Minister of Law, Justice and Parliamentary Affairs of Nepal
- In office 6 March 2024 – 3 July 2024
- President: Ram Chandra Poudel
- Prime Minister: Pushpa Kamal Dahal
- Preceded by: Dhanraj Gurung
- Succeeded by: Ajay Chaurasiya

Minister of Health and Population of Nepal
- In office 17 January 2023 – 27 February 2023
- President: Bidhya Devi Bhandari
- Prime Minister: Pushpa Kamal Dahal
- Preceded by: Bhawani Prasad Khapung
- Succeeded by: Mohan Bahadur Basnet

Member of Parliament, Pratinidhi Sabha
- In office 4 March 2018 – 12 September 2025
- Preceded by: Arjun Prasad Joshi
- Succeeded by: Sagar Bhusal
- Constituency: Parbat 1

Personal details
- Born: 11 March 1977 (age 49) Durlung, Kingdom of Nepal
- Party: CPN (UML)

= Padam Giri =

Nepali politician

Padam Giri (Nepali: पदम गिरि) is a Nepali communist politician and a former member of the House of Representatives of the federal parliament of Nepal. He was elected from Parbat District representing CPN UML under the first-past-the-post system in the 2017 legislative election. He defeated his nearest rival, Arjun Prasad Joshi of Nepali Congress, by acquiring 39,275 votes to Joshi's 26,819. Giri served as the Minister of Health and Population from 17 January 2023 to 27 February 2023.

== Early life and education ==
Padam Giri was born in Durlung, Parbat district of Nepal, in 2033 BS (1976 AD). He completed his early education in his hometown before pursuing higher studies. Giri obtained a master's degree in sociology, further enriching his understanding of societal dynamics and contributing to his leadership skills.

== Political Life ==
Giri began his political journey in 1993 during his time at Prithvi Narayan Campus in Pokhara, where he joined the All Nepal National Free Student Union (ANNFSU). In 1997, he served as the secretary of the CPN UML Durlung Village Committee, marking his early involvement in local politics. He eventually became a member of the Initial Committee of ANNFSU at Prithvi Narayan Campus and in 2000, he was appointed Chairman of the Initial Committee of ANNFSU, demonstrating his leadership skills within the student community.

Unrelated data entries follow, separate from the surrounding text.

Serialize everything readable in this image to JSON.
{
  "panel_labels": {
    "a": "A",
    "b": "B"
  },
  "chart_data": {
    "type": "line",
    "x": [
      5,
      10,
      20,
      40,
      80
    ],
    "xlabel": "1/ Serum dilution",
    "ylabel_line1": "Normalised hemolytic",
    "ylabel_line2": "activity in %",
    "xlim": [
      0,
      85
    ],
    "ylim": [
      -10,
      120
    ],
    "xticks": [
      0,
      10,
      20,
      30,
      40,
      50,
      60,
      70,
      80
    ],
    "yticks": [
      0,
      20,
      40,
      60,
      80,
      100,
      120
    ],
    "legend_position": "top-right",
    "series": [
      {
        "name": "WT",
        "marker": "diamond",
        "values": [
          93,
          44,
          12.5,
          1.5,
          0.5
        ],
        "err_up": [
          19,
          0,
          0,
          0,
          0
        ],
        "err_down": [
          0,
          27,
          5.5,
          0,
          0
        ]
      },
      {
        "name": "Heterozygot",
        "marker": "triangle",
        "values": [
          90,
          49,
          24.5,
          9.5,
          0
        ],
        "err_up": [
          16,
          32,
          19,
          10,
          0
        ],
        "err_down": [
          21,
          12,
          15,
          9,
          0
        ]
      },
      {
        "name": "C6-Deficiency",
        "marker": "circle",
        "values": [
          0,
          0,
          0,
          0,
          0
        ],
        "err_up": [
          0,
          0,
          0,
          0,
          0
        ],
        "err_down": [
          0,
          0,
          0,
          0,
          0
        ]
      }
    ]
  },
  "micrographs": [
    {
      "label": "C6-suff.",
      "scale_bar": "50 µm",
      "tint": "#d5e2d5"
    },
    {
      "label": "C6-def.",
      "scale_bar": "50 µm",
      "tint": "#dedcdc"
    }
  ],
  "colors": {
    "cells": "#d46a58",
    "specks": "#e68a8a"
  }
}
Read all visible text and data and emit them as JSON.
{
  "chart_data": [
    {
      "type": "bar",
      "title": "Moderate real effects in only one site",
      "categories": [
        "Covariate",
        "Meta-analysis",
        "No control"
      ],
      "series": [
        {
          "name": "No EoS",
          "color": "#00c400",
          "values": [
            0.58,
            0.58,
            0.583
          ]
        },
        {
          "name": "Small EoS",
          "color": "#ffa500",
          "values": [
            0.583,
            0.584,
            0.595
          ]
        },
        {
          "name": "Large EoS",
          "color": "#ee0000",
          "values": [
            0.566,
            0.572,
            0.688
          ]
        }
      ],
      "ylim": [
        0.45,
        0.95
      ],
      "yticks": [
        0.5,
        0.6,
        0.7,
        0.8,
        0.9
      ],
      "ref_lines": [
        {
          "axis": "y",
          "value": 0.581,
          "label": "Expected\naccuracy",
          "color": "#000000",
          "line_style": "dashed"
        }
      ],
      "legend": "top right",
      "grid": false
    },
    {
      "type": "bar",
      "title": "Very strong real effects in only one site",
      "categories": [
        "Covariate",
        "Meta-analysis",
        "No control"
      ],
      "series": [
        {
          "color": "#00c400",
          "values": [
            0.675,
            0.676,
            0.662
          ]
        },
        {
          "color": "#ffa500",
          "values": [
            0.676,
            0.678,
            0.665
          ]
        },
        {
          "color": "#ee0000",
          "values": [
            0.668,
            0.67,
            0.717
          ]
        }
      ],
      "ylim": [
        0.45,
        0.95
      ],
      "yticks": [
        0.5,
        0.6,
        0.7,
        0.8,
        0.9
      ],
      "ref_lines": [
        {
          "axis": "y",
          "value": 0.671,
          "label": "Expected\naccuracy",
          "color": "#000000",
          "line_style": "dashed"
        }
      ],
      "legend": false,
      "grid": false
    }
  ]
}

Giri's commitment to student activism led him to become vice-chairman for the second time in the Free Student's Union in 2002. He was elected president of the Free Student's Union at Prithvi Narayan Campus, showcasing his popularity and support among fellow students. Giri's dedication to the CPN UML party led to his appointment as a member of the Parbat District Committee Secretariat in 2010.

He achieved a significant milestone in his political career by being elected as chairman from the eighth district convention of Parbat. In 2017, Giri entered the Federal Parliament, House of Representatives, for the first time after defeating Arjun Joshi of Nepali Congress from Parbat, marking his transition to national politics. In 2018, he became a member of the UML Gandaki Committee and also served as the Central Member and Parbat District Co-incharge from the 10th National Convention of the CPN UML.

In 2022, Giri secured re-election to the federal parliament after defeating Arjun Joshi for the second time. He was appointed as the minister of health and population. However, Giri resigned from his ministerial post when the ruling coalition broke up, serving in the position for only 45 days.

On 4 March 2024, he was reappointed as a minister following a cabinet reshuffle from a newly formed coalition. Giri currently serves as a minister of law, justice and parliamentary affairs.